Hutch’s Steve Eck heaps on wins during a coaching career that isn’t slowing down
Steve Eck has been coaching basketball for a long time and coaching it well.
His record is ridiculous. After a 227-15 record and six state championships over 10 seasons at Wichita South (1986-96), Eck has been nearly as successful during 16 seasons in the junior college ranks at Butler, Redlands (Okla.), Cowley and for the past eight seasons at Hutchinson, where he is 536-94.
Eck’s formula is simple: Get players to defend. Get them to share the basketball. Get them to play hard.
It all sounds so easy, except that if you check, you’ll find not every coach is 763-109.

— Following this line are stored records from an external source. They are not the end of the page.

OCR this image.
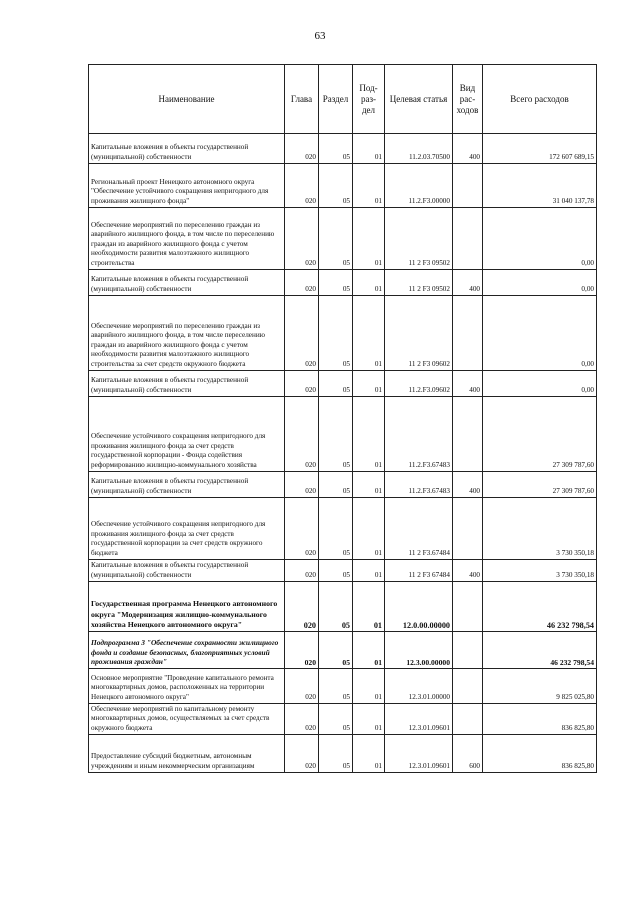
63
Наименование	Глава	Раздел	Под-раз-дел	Целевая статья	Вид рас-ходов	Всего расходов
Капитальные вложения в объекты государственной (муниципальной) собственности	020	05	01	11.2.03.70500	400	172 607 689,15
Региональный проект Ненецкого автономного округа "Обеспечение устойчивого сокращения непригодного для проживания жилищного фонда"	020	05	01	11.2.F3.00000		31 040 137,78
Обеспечение мероприятий по переселению граждан из аварийного жилищного фонда, в том числе по переселению граждан из аварийного жилищного фонда с учетом необходимости развития малоэтажного жилищного строительства	020	05	01	11 2 F3 09502		0,00
Капитальные вложения в объекты государственной (муниципальной) собственности	020	05	01	11 2 F3 09502	400	0,00
Обеспечение мероприятий по переселению граждан из аварийного жилищного фонда, в том числе переселению граждан из аварийного жилищного фонда с учетом необходимости развития малоэтажного жилищного строительства за счет средств окружного бюджета	020	05	01	11 2 F3 09602		0,00
Капитальные вложения в объекты государственной (муниципальной) собственности	020	05	01	11.2.F3.09602	400	0,00
Обеспечение устойчивого сокращения непригодного для проживания жилищного фонда за счет средств государственной корпорации - Фонда содействия реформированию жилищно-коммунального хозяйства	020	05	01	11.2.F3.67483		27 309 787,60
Капитальные вложения в объекты государственной (муниципальной) собственности	020	05	01	11.2.F3.67483	400	27 309 787,60
Обеспечение устойчивого сокращения непригодного для проживания жилищного фонда за счет средств государственной корпорации за счет средств окружного бюджета	020	05	01	11 2 F3.67484		3 730 350,18
Капитальные вложения в объекты государственной (муниципальной) собственности	020	05	01	11 2 F3 67484	400	3 730 350,18
Государственная программа Ненецкого автономного округа "Модернизация жилищно-коммунального хозяйства Ненецкого автономного округа"	020	05	01	12.0.00.00000		46 232 798,54
Подпрограмма 3 "Обеспечение сохранности жилищного фонда и создание безопасных, благоприятных условий проживания граждан"	020	05	01	12.3.00.00000		46 232 798,54
Основное мероприятие "Проведение капитального ремонта многоквартирных домов, расположенных на территории Ненецкого автономного округа"	020	05	01	12.3.01.00000		9 825 025,80
Обеспечение мероприятий по капитальному ремонту многоквартирных домов, осуществляемых за счет средств окружного бюджета	020	05	01	12.3.01.09601		836 825,80
Предоставление субсидий бюджетным, автономным учреждениям и иным некоммерческим организациям	020	05	01	12.3.01.09601	600	836 825,80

So there’s something special about Eck and for 30 years people have been trying to figure out just what he has that others do not. Having good players, of course, comes to mind. Tremendous devotion to his job and profession are part of the mix.

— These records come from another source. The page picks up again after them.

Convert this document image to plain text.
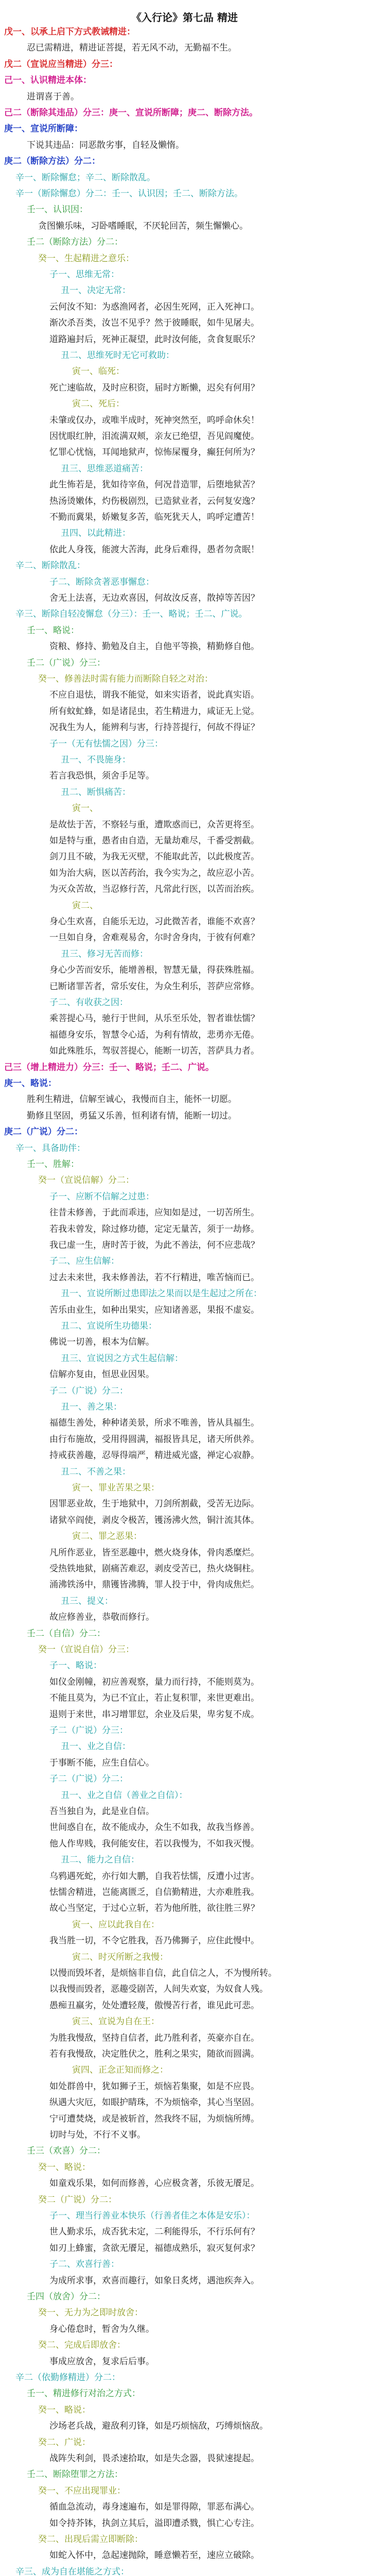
《入行论》第七品 精进
戊一、以承上启下方式教诫精进：
忍已需精进，精进证菩提，若无风不动，无勤福不生。
戊二（宣说应当精进）分三：
己一、认识精进本体：
进谓喜于善。
己二（断除其违品）分三：庚一、宣说所断障；庚二、断除方法。
庚一、宣说所断障：
下说其违品：同恶散劣事，自轻及懒惰。
庚二（断除方法）分二：
辛一、断除懈怠；辛二、断除散乱。
辛一（断除懈怠）分二：壬一、认识因；壬二、断除方法。
壬一、认识因：
贪图懒乐味，习卧嗜睡眠，不厌轮回苦，频生懈懒心。
壬二（断除方法）分二：
癸一、生起精进之意乐：
子一、思维无常：
丑一、决定无常：
云何汝不知：为惑渔网者，必因生死网，正入死神口。
渐次杀吾类，汝岂不见乎？然于彼睡眠，如牛见屠夫。
道路遍封后，死神正凝望，此时汝何能，贪食复眠乐？
丑二、思维死时无它可救助：
寅一、临死：
死亡速临故，及时应积资，届时方断懒，迟矣有何用？
寅二、死后：
未肇或仅办，或唯半成时，死神突然至，呜呼命休矣！
因忧眼红肿，泪流满双颊，亲友已绝望，吾见阎魔使。
忆罪心忧恼，耳闻地狱声，惊怖屎覆身，癫狂何所为？
丑三、思维恶道痛苦：
此生怖若是，犹如待宰鱼，何况昔造罪，后堕地狱苦？
热汤烫嫩体，灼伤极剧烈，已造狱业者，云何复安逸？
不勤而冀果，娇嫩复多苦，临死犹天人，呜呼定遭苦！
丑四、以此精进：
依此人身筏，能渡大苦海，此身后难得，愚者勿贪眠！
辛二、断除散乱：
子二、断除贪著恶事懈怠：
舍无上法喜，无边欢喜因，何故汝反喜，散掉等苦因？
辛三、断除自轻凌懈怠（分三）：壬一、略说；壬二、广说。
壬一、略说：
资粮、修持、勤勉及自主，自他平等换，精勤修自他。
壬二（广说）分三：
癸一、修善法时需有能力而断除自轻之对治：
不应自退怯，谓我不能觉，如来实语者，说此真实语。
所有蚊虻蜂，如是诸昆虫，若生精进力，咸证无上觉。
况我生为人，能辨利与害，行持菩提行，何故不得证？
子一（无有怯懦之因）分三：
丑一、不畏施身：
若言我恐惧，须舍手足等。
丑二、断惧痛苦：
寅一、
是故怯于苦，不察轻与重，遭欺惑而已，众苦更将至。
如是特与重，愚者由自造，无量劫难尽，千番受割截。
剑刀且不破，为我无灭壁，不能取此苦，以此极度苦。
如为治大病，医以苦药治，我今实为之，故应忍小苦。
为灭众苦故，当忍修行苦，凡常此行医，以苦而治疾。
寅二、
身心生欢喜，自能乐无边，习此微苦者，谁能不欢喜？
一旦如自身，舍难观易舍，尔时舍身肉，于彼有何难？
丑三、修习无苦而修：
身心少苦而安乐，能增善根，智慧无量，得获殊胜福。
已断诸罪苦者，常乐安住，为众生利乐，菩萨应常修。
子二、有收获之因：
乘菩提心马，驰行于世间，从乐至乐处，智者谁怯懦？
福德身安乐，智慧令心适，为利有情故，悲勇亦无倦。
如此殊胜乐，驾驭菩提心，能断一切苦，菩萨具力者。
己三（增上精进力）分三：壬一、略说；壬二、广说。
庚一、略说：
胜利生精进，信解至诚心，我慢而自主，能怀一切愿。
勤修且坚固，勇猛又乐善，恒利诸有情，能断一切过。
庚二（广说）分二：
辛一、具备助伴：
壬一、胜解：
癸一（宣说信解）分二：
子一、应断不信解之过患：
往昔未修善，于此而乖违，应知如是过，一切苦所生。
若我未曾发，除过修功德，定定无量苦，须于一劫修。
我已虚一生，唐时苦于彼，为此不善法，何不应悲哉？
子二、应生信解：
过去未来世，我未修善法，若不行精进，唯苦恼而已。
丑一、宣说所断过患即法之果而以是生起过之所在：
苦乐由业生，如种出果实，应知诸善恶，果报不虚妄。
丑二、宣说所生功德果：
佛说一切善，根本为信解。
丑三、宣说因之方式生起信解：
信解亦复由，恒思业因果。
子二（广说）分二：
丑一、善之果：
福德生善处，种种诸美景，所求不唯善，皆从具福生。
由行布施故，受用得圆满，福报皆具足，诸天所供养。
持戒获善趣，忍辱得端严，精进威光盛，禅定心寂静。
丑二、不善之果：
寅一、罪业苦果之果：
因罪恶业故，生于地狱中，刀剑所割截，受苦无边际。
诸狱卒阎使，剥皮令极苦，镬汤沸火然，铜汁流其体。
寅二、罪之恶果：
凡所作恶业，皆至恶趣中，燃火烧身体，骨肉悉糜烂。
受热铁地狱，剧痛苦难忍，剥皮受苦已，热火烧铜柱。
涌沸铁汤中，鼎镬皆沸腾，罪人投于中，骨肉成焦烂。
丑三、提义：
故应修善业，恭敬而修行。
壬二（自信）分二：
癸一（宣说自信）分三：
子一、略说：
如仪金刚幢，初应善观察，量力而行持，不能则莫为。
不能且莫为，为已不宜止，若止复积罪，来世更难出。
退则于来世，串习增罪愆，余业及后果，卑劣复不成。
子二（广说）分三：
丑一、业之自信：
于事断不能，应生自信心。
子二（广说）分二：
丑一、业之自信（善业之自信）：
吾当独自为，此是业自信。
世间惑自在，故不能成办，众生不如我，故我当修善。
他人作卑贱，我何能安住，若以我慢为，不如我灭慢。
丑二、能力之自信：
乌鸦遇死蛇，亦行如大鹏，自我若怯懦，反遭小过害。
怯懦舍精进，岂能离匮乏，自信勤精进，大亦难胜我。
故心当坚定，于过心立斩，若为他所胜，欲往胜三界？
寅一、应以此我自在：
我当胜一切，不令它胜我，吾乃佛狮子，应住此慢中。
寅二、时灭所断之我慢：
以慢而毁坏者，是烦恼非自信，此自信之人，不为慢所转。
以我慢而毁者，恶趣受剧苦，人间失欢宴，为奴食人残。
愚痴丑羸劣，处处遭轻蔑，傲慢苦行者，谁见此可悲。
寅三、宣说为自在王：
为胜我慢敌，坚持自信者，此乃胜利者，英豪亦自在。
若有我慢敌，决定胜伏之，胜利之果实，随欲而圆满。
寅四、正念正知而修之：
如处群兽中，犹如狮子王，烦恼若集聚，如是不应畏。
纵遇大灾厄，如眼护睛珠，不为烦恼牵，其心当坚固。
宁可遭焚烧，或是被斩首，然我终不屈，为烦恼所缚。
切时与处，不行不义事。
壬三（欢喜）分二：
癸一、略说：
如童戏乐果，如何而修善，心应极贪著，乐彼无餍足。
癸二（广说）分二：
子一、理当行善业本快乐（行善者佳之本体是安乐）：
世人勤求乐，成否犹未定，二利能得乐，不行乐何有？
如刃上蜂蜜，贪欲无餍足，福德成熟乐，寂灭复何求？
子二、欢喜行善：
为成所求事，欢喜而趣行，如象日炙烤，遇池疾奔入。
壬四（放舍）分二：
癸一、无力为之即时放舍：
身心倦怠时，暂舍为久继。
癸二、完成后即放舍：
事成应放舍，复求后后事。
辛二（依勤修精进）分二：
壬一、精进修行对治之方式：
癸一、略说：
沙场老兵战，避敌利刃锋，如是巧烦恼敌，巧缚烦恼敌。
癸二、广说：
战阵失利剑，畏杀速拾取，如是失念器，畏狱速提起。
壬二、断除堕罪之方法：
癸一、不应出现罪业：
循血急流动，毒身速遍布，如是罪得隙，罪恶布满心。
如令持芥钵，执剑立其后，溢即遭杀戮，惧亡心专注。
癸二、出现后需立即断除：
如蛇入怀中，急起速抛除，睡意懒若至，速应立破除。
辛三、成为自在堪能之方式：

“Honestly, it’s been a blessing to play for Coach Eck,” said Hutch sophomore guard Samajae Haynes-Jones, from East, who next season will be a Wichita State Shocker. “I’ve learned so much from him, especially on the defensive side.”

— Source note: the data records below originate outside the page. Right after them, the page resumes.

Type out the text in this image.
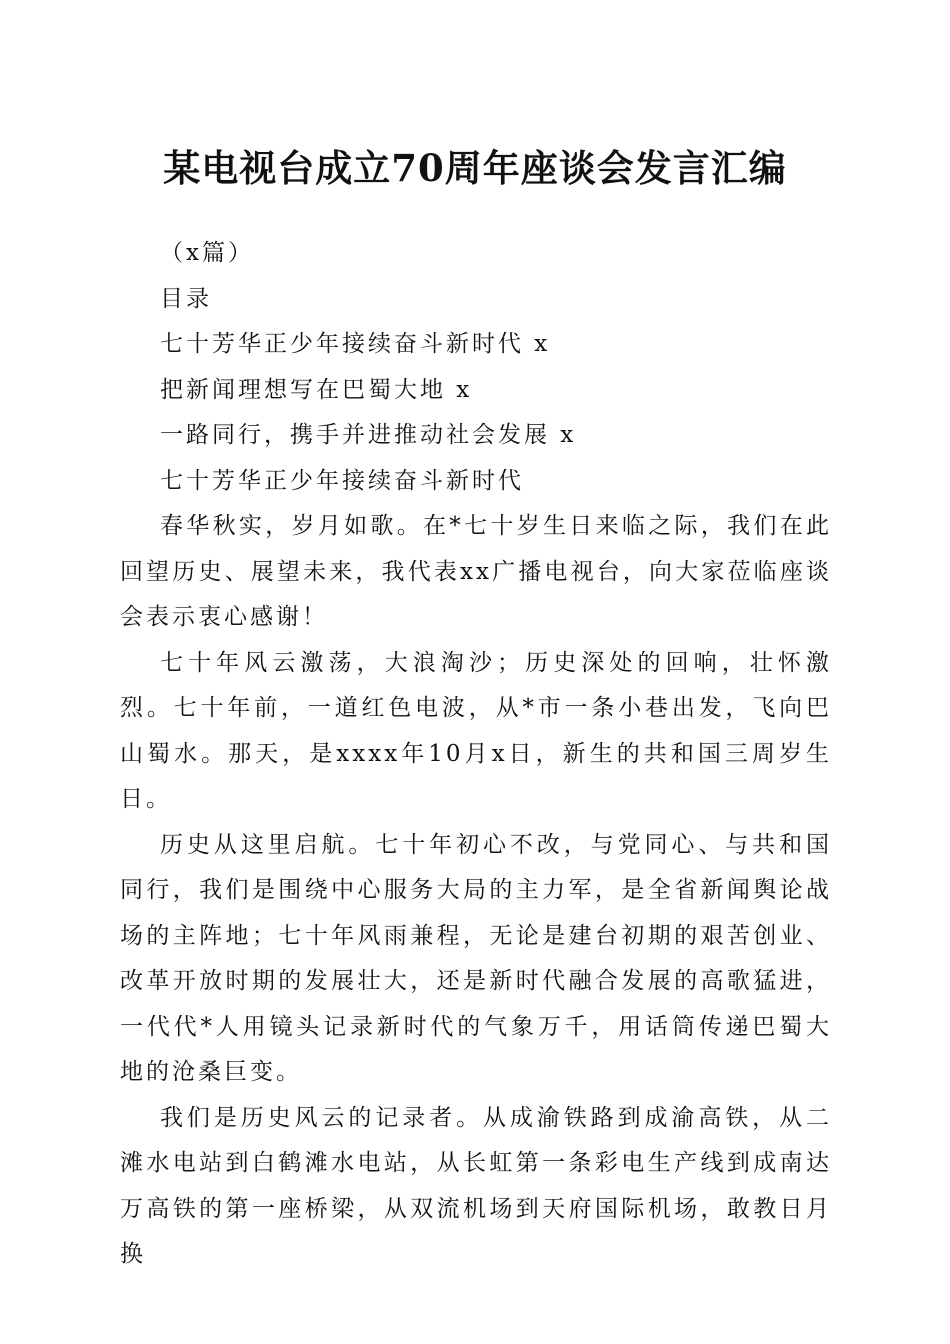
某电视台成立70周年座谈会发言汇编

（x篇）

目录

七十芳华正少年接续奋斗新时代 x

把新闻理想写在巴蜀大地 x

一路同行，携手并进推动社会发展 x

七十芳华正少年接续奋斗新时代

春华秋实，岁月如歌。在*七十岁生日来临之际，我们在此回望历史、展望未来，我代表xx广播电视台，向大家莅临座谈会表示衷心感谢！

七十年风云激荡，大浪淘沙；历史深处的回响，壮怀激烈。七十年前，一道红色电波，从*市一条小巷出发，飞向巴山蜀水。那天，是xxxx年10月x日，新生的共和国三周岁生日。

历史从这里启航。七十年初心不改，与党同心、与共和国同行，我们是围绕中心服务大局的主力军，是全省新闻舆论战场的主阵地；七十年风雨兼程，无论是建台初期的艰苦创业、改革开放时期的发展壮大，还是新时代融合发展的高歌猛进，一代代*人用镜头记录新时代的气象万千，用话筒传递巴蜀大地的沧桑巨变。

我们是历史风云的记录者。从成渝铁路到成渝高铁，从二滩水电站到白鹤滩水电站，从长虹第一条彩电生产线到成南达万高铁的第一座桥梁，从双流机场到天府国际机场，敢教日月换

Hutchinson is 18-0 going into a home game Saturday night against Cloud County. The Blue Dragons are ranked second in the NJCAA poll and after coming up one game short for a national championship last season, Hutchinson should be back in the mix in March.
But Eck, who led Redlands to an NJCAA Division II national championship in 2002 and had that team in the Division I championship game at Hutchinson’s Sports Arena in 2004, insists winning a national championship at Hutch, where he dreamed of coaching as a kid growing up in Haven, isn’t what drives him.
“I’m not coaching for that,” said the 61-year-old Eck, who doesn’t look much different from the 30-year-old who showed up at South in 1986 after coaching basketball and volleyball at Jardine Junior High. “If I was coaching for that, then I should get out. And I haven’t won (a national championship) here so I don’t know how much it would mean.”
Hutchinson is loaded, averaging almost 95 points and led by four sophomores. Haynes-Jones leads the Blue Dragons in scoring with 16.6 points but four others are in double figures: 6-foot-4 freshman J.J. Rhymes (16.1); 6-7 sophomore Shakur Juiston (15.1), 6-3 freshman Devonte Bandoo (13.2) and 6-4 sophomore James Conley (10.4).
Eck said his team played poorly Wednesday night, but it still managed to beat Seward 88-65 at the Sports Arena.
“Their best player (Kevin Sims, 22.5 points) didn’t play and that hurt them a lot,” Eck said. “But it’s hard to play hard every night and for our first 17 games we played hard. This league is tough; there’s no other league in the country that plays a 26-game (double round-robin) schedule. It’s tough because every game is a dogfight and there are no easy games in our league.”
Perhaps, but the Blue Dragons have won 14 conference games by an average of 19.3 points and are on a run of 12 consecutive double-digit wins. Hutch has won 25 consecutive Jayhawk Juco games since dropping three straight last season to Cowley, Butler and Dodge City.
Eck, who admits to being fragile in his first two or three seasons at Hutchinson, has learned to trust his ways. Even after all of his previous success, he says he was unsure initially at Hutch.
“I think I was really in awe my first two or three years here,” Eck said. “When you’re a kid growing up in Haven, you think about Hutch all the time, so I wasn’t really comfortable early on. Since my fourth year, I forgot all about that stuff and started coaching the team like I’ve coached my teams in the past. Be yourself and don’t worry about what people are going to think. It took me some time to figure that out.
“I was worrying about too many things, too many outside influences, instead of just coaching my team. I just decided, ‘Hey, you’ve got this job now,’ and what would my dad (the late Rusty Eck) tell me. I know what he would have done those first three years, he would have kicked my rear.”
Eck did get once chance as an assistant at the NCAA Division I level, at UMKC, but it didn’t last long. The coach at the time, Bob Sundvold, was fired and Eck ended up back in Wichita for a season, as an assistant at Newman. Then he started his tour of Butler, Cowley and Hutchinson, establishing himself as one of the top junior college coaches in the country.
Still, he harkens back frequently to those days at South, a 10-year run that hadn’t been equaled before in City League history, and hasn’t since.
“I think about South every day,” Eck said. “I miss it so much and I miss all those guys.”
Coaching has been Eck’s calling and, he says, it has never really mattered to him on what level. He’s about teaching, about the relationships.
And about winning, which he has done at an 87.5-percent clip for almost 30 seasons. Pretty remarkable.